Purists will yell at me for using --prefix=/usr, but it works for me.

Conversion to XHTML and SVG

As already mentioned above, the libvisio package contains a vsd2xhtml tool that converts VSD to SVG illustrations and embeds them into XHTML files. Here is an example of such a diagram opened in Inkscape:

An excerpt from an VSD file converted to XHTML and opened with Inkscape

If you’d rather use Inkscape, here is a guide to the macabre ritual of doing that. A pentagram is nearly involved.

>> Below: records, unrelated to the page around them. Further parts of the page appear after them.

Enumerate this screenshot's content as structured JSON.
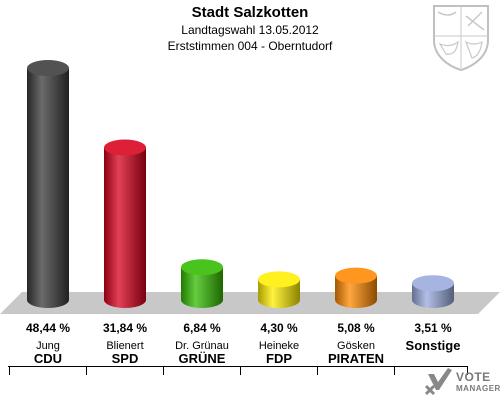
{
  "title": "Stadt Salzkotten",
  "subtitle1": "Landtagswahl 13.05.2012",
  "subtitle2": "Erststimmen 004 - Oberntudorf",
  "logo": {
    "line1": "VOTE",
    "line2": "MANAGER"
  },
  "chart_data": {
    "type": "bar",
    "categories": [
      "CDU",
      "SPD",
      "GRÜNE",
      "FDP",
      "PIRATEN",
      "Sonstige"
    ],
    "candidates": [
      "Jung",
      "Blienert",
      "Dr. Grünau",
      "Heineke",
      "Gösken",
      ""
    ],
    "values": [
      48.44,
      31.84,
      6.84,
      4.3,
      5.08,
      3.51
    ],
    "labels": [
      "48,44 %",
      "31,84 %",
      "6,84 %",
      "4,30 %",
      "5,08 %",
      "3,51 %"
    ],
    "colors": [
      "#3a3a3a",
      "#d8001c",
      "#33bb00",
      "#ffee00",
      "#ff8800",
      "#99aadd"
    ],
    "ylim": [
      0,
      50
    ],
    "grid": false,
    "legend": "none"
  }
}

  1. Run ‘$ vsd2xhtml file.vsd > file.xhtml’.
  2. Use a text editor to open file.xhtml and remove HTML bits, keeping SVG bits (see below), then save to SVG.
  3. Open the SVG file in Inkscape.
  4. Enjoy your diagram.

The aforementioned SVG bits will typically start with:

<?xml version="1.0" encoding="UTF-8" standalone="no"?>
<!DOCTYPE svg PUBLIC "-//W3C//DTD SVG 1.1//EN" 
"http://www.w3.org/Graphics/SVG/1.1/DTD/svg11.dtd">
<svg:svg version="1.1" xmlns:svg="http://www.w3.org/2000/svg" 
xmlns:xlink="http://www.w3.org/1999/xlink" width="1008" height="1008" >

…and finish with:

</svg:svg>

The XML declaration and DOCTYPE part will be commented out by default — remove that comment. Also remember that original VSD files can have multiple pages. In that case vsd2xhtml tool will embed one SVG document after another. Just save those multiple documents to separate SVG files.

Hopefully at some point there will be an Inkscape extension to load VSD files directly into the application.

Conclusion

In all fairness, this is a huge work. VSD features are not 100% covered; as of now, you are likely to stumble upon some imperfections. This will eventually be taken care of. So if something goes wrong, please report to LibreOffice/libvisio team and provide a sample document.